While defence attorneys insisted that Travis had been a “sexual deviant” who brutalised and terrorised Arias, the prosecution successfully proved that Arias had stalked Travis after their relationship broke up and he began dating other women.
The couple had dated for a few months after meeting at a conference in Las Vegas in 2007, but they continued some kind of sexual relationship after their breakup.
After the murder, Arias called Travis’s phone and left friendly voicemails in hope of establishing an alibi. When questioned by police, she initially suggested that he might have been attacked in a home invasion.
But two years after her arrest, she changed her story, admitting that she had killed him – but insisted that it was in self-defence. She claimed that Travis had lost his temper after she had dropped his camera during a sex session.
He rushed at her “like a linebacker” she told detectives, and she’d shot him in a panic.
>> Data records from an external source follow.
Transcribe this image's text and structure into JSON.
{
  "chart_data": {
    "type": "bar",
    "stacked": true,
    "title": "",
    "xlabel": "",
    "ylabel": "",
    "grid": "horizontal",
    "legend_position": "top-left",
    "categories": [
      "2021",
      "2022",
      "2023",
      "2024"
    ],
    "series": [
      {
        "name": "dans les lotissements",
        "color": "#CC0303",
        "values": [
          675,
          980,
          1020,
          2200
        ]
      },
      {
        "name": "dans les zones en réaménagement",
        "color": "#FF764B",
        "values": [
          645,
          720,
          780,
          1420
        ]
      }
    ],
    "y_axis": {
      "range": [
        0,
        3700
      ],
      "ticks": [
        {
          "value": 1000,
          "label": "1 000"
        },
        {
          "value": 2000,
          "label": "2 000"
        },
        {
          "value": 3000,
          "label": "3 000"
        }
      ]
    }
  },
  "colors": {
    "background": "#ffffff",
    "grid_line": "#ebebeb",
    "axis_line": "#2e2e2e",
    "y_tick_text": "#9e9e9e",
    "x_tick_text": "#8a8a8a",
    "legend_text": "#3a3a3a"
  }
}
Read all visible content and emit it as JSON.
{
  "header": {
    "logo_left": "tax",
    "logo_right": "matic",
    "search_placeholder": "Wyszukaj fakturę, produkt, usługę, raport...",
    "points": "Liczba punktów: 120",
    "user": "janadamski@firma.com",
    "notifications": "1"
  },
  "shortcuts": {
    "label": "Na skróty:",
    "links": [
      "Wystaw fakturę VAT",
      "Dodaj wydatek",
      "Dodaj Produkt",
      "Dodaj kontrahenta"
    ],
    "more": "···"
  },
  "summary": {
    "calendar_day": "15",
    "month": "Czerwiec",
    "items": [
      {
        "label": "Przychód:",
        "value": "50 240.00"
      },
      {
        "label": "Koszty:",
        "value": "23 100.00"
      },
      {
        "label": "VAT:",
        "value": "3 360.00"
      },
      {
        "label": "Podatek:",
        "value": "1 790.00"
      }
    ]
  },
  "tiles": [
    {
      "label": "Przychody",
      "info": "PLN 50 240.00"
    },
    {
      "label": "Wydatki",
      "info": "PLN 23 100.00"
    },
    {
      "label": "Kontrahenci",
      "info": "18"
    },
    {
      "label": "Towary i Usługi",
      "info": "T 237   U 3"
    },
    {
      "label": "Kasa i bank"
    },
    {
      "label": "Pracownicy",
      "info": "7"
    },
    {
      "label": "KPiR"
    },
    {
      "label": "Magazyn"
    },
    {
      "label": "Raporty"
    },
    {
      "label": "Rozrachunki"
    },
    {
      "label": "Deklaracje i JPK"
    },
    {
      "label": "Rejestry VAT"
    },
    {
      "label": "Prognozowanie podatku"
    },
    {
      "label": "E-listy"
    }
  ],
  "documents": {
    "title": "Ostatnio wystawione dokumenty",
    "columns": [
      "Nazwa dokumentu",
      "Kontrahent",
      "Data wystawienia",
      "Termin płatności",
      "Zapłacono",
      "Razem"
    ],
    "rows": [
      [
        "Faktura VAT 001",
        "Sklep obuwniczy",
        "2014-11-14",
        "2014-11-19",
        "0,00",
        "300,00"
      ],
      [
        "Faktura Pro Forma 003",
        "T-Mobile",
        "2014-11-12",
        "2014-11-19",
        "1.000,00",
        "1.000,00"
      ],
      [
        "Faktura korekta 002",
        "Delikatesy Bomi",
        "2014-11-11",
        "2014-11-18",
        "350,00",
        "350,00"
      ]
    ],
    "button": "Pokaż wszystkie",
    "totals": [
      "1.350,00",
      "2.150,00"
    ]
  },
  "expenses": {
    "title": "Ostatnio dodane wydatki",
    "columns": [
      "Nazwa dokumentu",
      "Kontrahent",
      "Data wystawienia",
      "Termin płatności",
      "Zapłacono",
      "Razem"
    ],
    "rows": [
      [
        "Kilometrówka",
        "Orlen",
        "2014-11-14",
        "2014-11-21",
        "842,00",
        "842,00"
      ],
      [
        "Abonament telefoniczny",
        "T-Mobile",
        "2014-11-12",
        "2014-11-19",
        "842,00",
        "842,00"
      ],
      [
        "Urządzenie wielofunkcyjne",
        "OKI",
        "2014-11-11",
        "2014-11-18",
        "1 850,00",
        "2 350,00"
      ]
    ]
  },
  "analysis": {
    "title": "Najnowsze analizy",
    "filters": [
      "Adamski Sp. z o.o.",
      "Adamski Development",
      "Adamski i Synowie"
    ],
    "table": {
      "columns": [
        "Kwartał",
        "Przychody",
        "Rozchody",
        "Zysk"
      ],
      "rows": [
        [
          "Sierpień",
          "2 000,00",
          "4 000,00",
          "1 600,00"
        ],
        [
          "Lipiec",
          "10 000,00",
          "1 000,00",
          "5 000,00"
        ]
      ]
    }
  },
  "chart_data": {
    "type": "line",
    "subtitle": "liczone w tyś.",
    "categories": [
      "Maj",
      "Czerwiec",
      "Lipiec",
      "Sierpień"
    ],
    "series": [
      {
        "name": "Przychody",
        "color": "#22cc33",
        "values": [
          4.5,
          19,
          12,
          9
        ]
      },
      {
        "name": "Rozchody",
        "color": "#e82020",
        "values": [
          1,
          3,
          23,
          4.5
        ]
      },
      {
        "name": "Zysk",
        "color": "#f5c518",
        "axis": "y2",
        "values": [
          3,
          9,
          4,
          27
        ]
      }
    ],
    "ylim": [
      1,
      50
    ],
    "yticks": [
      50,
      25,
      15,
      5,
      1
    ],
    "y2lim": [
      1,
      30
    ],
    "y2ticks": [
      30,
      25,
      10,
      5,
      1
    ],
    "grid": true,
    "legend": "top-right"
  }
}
Arias added that she had no recollection of picking up a knife at all.
The sensational trial, which saw massive crowds gather outside the courthouse, was punctuated with shocking revelations from the couple’s text messages and graphic recollections from Arias about their adventurous sex life. She insisted it was instigated by Travis, saying: “It was often mutual. I didn’t feel like a prostitute during, just after.”